Schema Types, Their Mapping, and Best Practices

Depending on the type of application that you are using Elasticsearch for, the documents could have a strict schema or a dynamic schema. Let’s look at the definition and examples of each, and learn more about their mapping.

Strict Schema - The Simple Way

A strict schema is where the schema follows a rigid format, with a predefined set of fields and their respective data types. For example, systems like logs, analytics, application performance systems (APMs), etc. have strict schema formats.

With such schemas, you know that all the index documents have a known data structure, which makes it easier to load the data in Elasticsearch and get accurate results for queries.

Let’s look at an example to understand it better. The following snippet shows the data of a log entry within Nginx.

{
     "date": "2019-01-01T12:10:30Z",
     "method": "POST",
     "user_agent": "Postman",
     "status": 201,
     "client_ip": "0.0.0.0",
     "url": "/api/users"
}


All the log entries within Nginx use the same data structure. The fields and data types are known so it becomes easy to add these specific fields to Elasticsearch, as shown below.

{
  "mappings": { 
    "properties": { 
      "date": { 
        "type": "date" 
      }, 
       "method": { 
        "type": "keyword" 
      }, 
      "user_agent": { 
       "type": "text" 
      }, 
      "status": { 
        "type": "long" 
      }, 
      "client_ip": { 
        "type": "IP" 
      }, 
      "url": { 
        "type": "text" 
      } 
    }
  }
}

Defining the fields, as shown above, makes it easy for Elasticsearch to get the relevant results for any query.

Non-Strict Schema Challenges and How to Overcome Them

There are several applications where the schema of the documents is not fixed and varies a lot. An apt example would be the various structures that you define in a content management system (CMS). Different types of pages (for example navigation, home page, products) may have different fields and data types.

In such cases, if you don’t provide any mapping specifications, Elasticsearch has the ability to identify new fields and generate mapping dynamically. While this, in general, is a great ability, it may often lead to unexpected results.

Here’s why:

When documents have a nested JSON schema, Elasticsearch’s dynamic mapping does not identify inner objects. It flattens the hierarchical objects into a single list of field and value pairs. So, for example, if the document has the following data:

{
  "group" : "participants",
  "user" : [
    {
      "first" : "John",
      "last" : "Doe"
    },
    {
      "first" : "Rosy",
      "last" : "Woods"
    }
  ]
}

In such a case, the relation between “Rosy” and “Woods” is lost. And for a query that requests for “Rosy AND Woods,” it will actually throw a result, which, in reality, does not exist.

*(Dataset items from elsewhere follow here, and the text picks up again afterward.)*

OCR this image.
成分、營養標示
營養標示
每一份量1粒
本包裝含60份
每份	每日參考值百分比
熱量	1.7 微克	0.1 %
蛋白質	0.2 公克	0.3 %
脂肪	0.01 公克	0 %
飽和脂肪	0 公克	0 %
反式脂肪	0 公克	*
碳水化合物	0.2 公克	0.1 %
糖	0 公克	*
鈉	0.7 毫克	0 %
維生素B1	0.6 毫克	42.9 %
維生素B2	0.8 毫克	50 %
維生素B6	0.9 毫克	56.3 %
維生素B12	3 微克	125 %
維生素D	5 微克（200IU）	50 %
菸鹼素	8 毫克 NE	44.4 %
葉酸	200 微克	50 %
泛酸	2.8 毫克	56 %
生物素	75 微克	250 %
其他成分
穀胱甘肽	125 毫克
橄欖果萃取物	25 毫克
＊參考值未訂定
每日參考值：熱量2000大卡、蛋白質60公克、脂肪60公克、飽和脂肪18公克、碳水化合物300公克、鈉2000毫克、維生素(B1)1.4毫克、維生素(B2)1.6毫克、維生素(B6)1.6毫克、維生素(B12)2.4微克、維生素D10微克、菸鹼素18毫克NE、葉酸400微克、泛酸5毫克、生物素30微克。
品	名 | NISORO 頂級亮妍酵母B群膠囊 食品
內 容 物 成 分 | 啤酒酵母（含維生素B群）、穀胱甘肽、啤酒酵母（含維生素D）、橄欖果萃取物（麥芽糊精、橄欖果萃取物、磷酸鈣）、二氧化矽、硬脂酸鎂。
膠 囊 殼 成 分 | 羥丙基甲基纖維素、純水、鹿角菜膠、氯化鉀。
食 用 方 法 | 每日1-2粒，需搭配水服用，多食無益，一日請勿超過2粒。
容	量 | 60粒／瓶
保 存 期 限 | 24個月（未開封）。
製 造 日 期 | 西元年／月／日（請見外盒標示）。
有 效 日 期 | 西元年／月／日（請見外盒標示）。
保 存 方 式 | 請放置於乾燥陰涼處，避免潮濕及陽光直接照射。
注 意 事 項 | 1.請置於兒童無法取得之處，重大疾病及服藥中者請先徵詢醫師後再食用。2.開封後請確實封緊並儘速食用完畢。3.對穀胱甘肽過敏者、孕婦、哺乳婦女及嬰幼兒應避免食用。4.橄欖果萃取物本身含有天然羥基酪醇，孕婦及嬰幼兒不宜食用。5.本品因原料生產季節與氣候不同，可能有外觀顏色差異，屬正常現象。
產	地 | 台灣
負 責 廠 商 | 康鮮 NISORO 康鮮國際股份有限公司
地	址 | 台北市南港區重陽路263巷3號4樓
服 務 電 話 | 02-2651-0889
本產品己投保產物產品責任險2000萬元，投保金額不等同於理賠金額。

So, What’s the Solution to This?

The best way to avoid such flat storage and inaccurate query results is to use nested data type for fields. The nested type is a specialised version of the object data type that allows arrays of objects to be indexed in a way that they can be queried independently of each other.

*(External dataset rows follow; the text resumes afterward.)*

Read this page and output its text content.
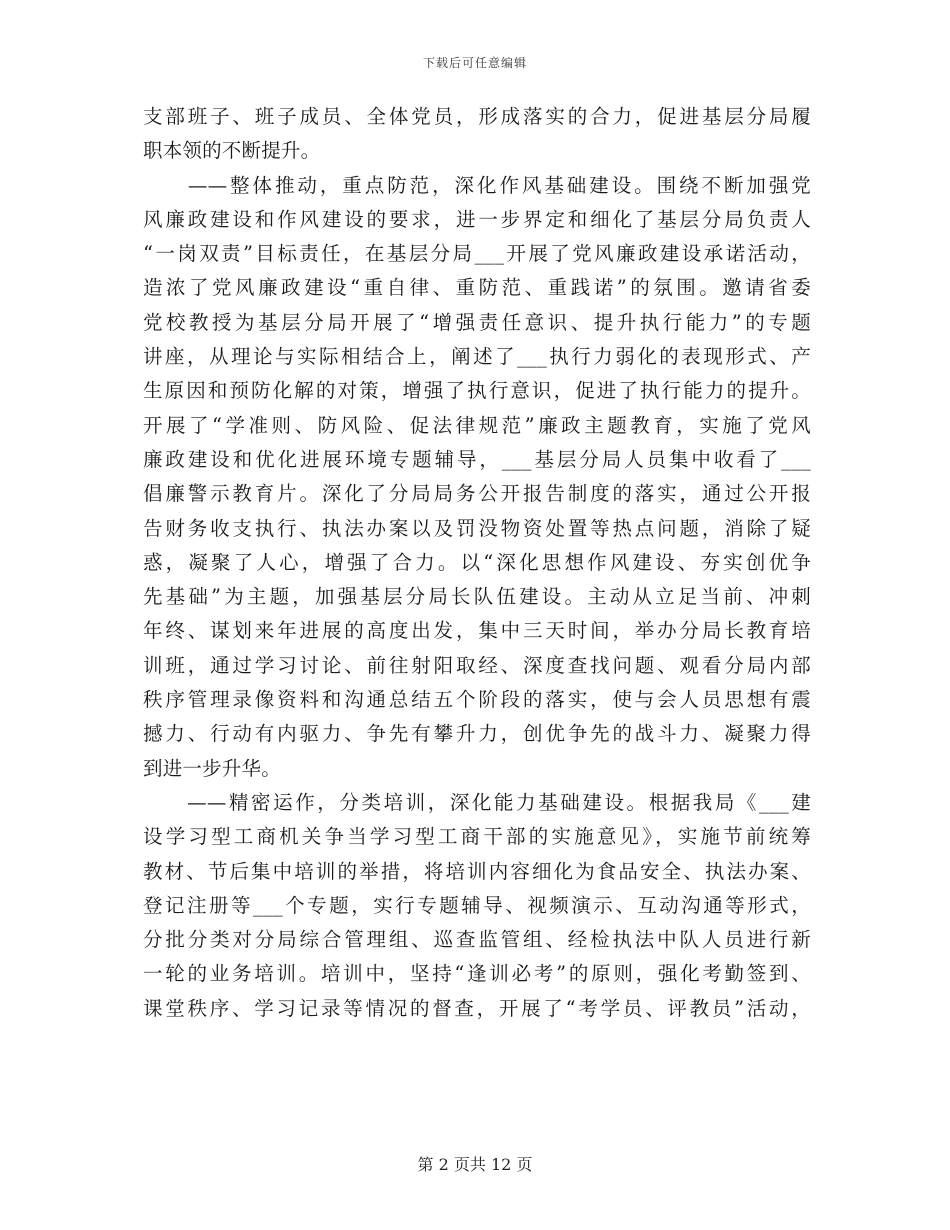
下载后可任意编辑
支部班子、班子成员、全体党员，形成落实的合力，促进基层分局履
职本领的不断提升。
　　——整体推动，重点防范，深化作风基础建设。围绕不断加强党
风廉政建设和作风建设的要求，进一步界定和细化了基层分局负责人
“一岗双责”目标责任，在基层分局___开展了党风廉政建设承诺活动，
造浓了党风廉政建设“重自律、重防范、重践诺”的氛围。邀请省委
党校教授为基层分局开展了“增强责任意识、提升执行能力”的专题
讲座，从理论与实际相结合上，阐述了___执行力弱化的表现形式、产
生原因和预防化解的对策，增强了执行意识，促进了执行能力的提升。
开展了“学准则、防风险、促法律规范”廉政主题教育，实施了党风
廉政建设和优化进展环境专题辅导，___基层分局人员集中收看了___
倡廉警示教育片。深化了分局局务公开报告制度的落实，通过公开报
告财务收支执行、执法办案以及罚没物资处置等热点问题，消除了疑
惑，凝聚了人心，增强了合力。以“深化思想作风建设、夯实创优争
先基础”为主题，加强基层分局长队伍建设。主动从立足当前、冲刺
年终、谋划来年进展的高度出发，集中三天时间，举办分局长教育培
训班，通过学习讨论、前往射阳取经、深度查找问题、观看分局内部
秩序管理录像资料和沟通总结五个阶段的落实，使与会人员思想有震
撼力、行动有内驱力、争先有攀升力，创优争先的战斗力、凝聚力得
到进一步升华。
　　——精密运作，分类培训，深化能力基础建设。根据我局《___建
设学习型工商机关争当学习型工商干部的实施意见》，实施节前统筹
教材、节后集中培训的举措，将培训内容细化为食品安全、执法办案、
登记注册等___个专题，实行专题辅导、视频演示、互动沟通等形式，
分批分类对分局综合管理组、巡查监管组、经检执法中队人员进行新
一轮的业务培训。培训中，坚持“逢训必考”的原则，强化考勤签到、
课堂秩序、学习记录等情况的督查，开展了“考学员、评教员”活动，
第 2 页共 12 页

This makes sure that the relation between the objects, if any, is maintained, and the query would return accurate results. The following example shows how you can add a generic schema for all pages of a CMS application.

{
  "mappings": {
    "properties": {
      "doc_type": {
        "type": "keyword"
    },
    "doc_id": {
      "type": "long"
    },
      "fields": {
        "type": "nested", // important data type
          "properties": {
            "field_uid": {
              "type": "keyword"
         },
            "value": {
              "type": "text",
                “fields”: {
                 “raw”: {
                    “type”: “keyword”
              }
            }
          }
        } 
      } 
    }
  }
}

Now let’s look at a couple of examples where different types of input objects can be ingested into a single type of index.

Example data 1:

{
"first_name": "ABC",
"last_name": "BCD",
"city": "XYZ",
"address": "Flat no 1, Dummy Apartment, Nearest landmark",
"country": "India"
}

You can convert this data into Elasticsearch mapping, as shown below:

{
  "doc_type": "user",
  "doc_id": 500001,
  "fields": [{
      "field_uid": "first_name",
      "value": "ABC"
  },{
      "field_uid": "last_name",
      "value": "BCD"
  },{
      "field_uid": "city",
      "value": "XYZ"
  },{
      "field_uid": "address",
      "value": "Flat no 1, Dummy Apartment, Nearest landmark"
  },{
      "field_uid": "country",
      "value": "India"
  }]
}

Example data 2:

{
  "title": "ABC Product",
  "product_code": "PRODUC_001",
  "description": "Above product description colors, sizes and prices",
  "SKU": "123123123123",
  "colors": ["a", "b", "c"],
  "category": "travel"
}
{
  "doc_type":
  "product",
"doc_id": 100001,
  "fields": [{
      "field_uid": "title",
      "value": "ABC Product"
  },{
      "field_uid": "product_code",
      "value": "PRODUC_001"
  },{
      "field_uid": "description",
      "value": "Above product description colors, sizes and prices"
  },{
      "field_uid": "SKU",
      "value": "123123123123"
  },{
      "field_uid": "colors",
      "value": ["a", "b", "c"]
  },{
      "field_uid": "category",
      "value": "travel"
  }] 
}

This type of mapping makes it easier to perform a search on multiple types of documents within an index. For example, let’s try to search for users where "country" is set to "India" AND for products where "category" is set to "travel."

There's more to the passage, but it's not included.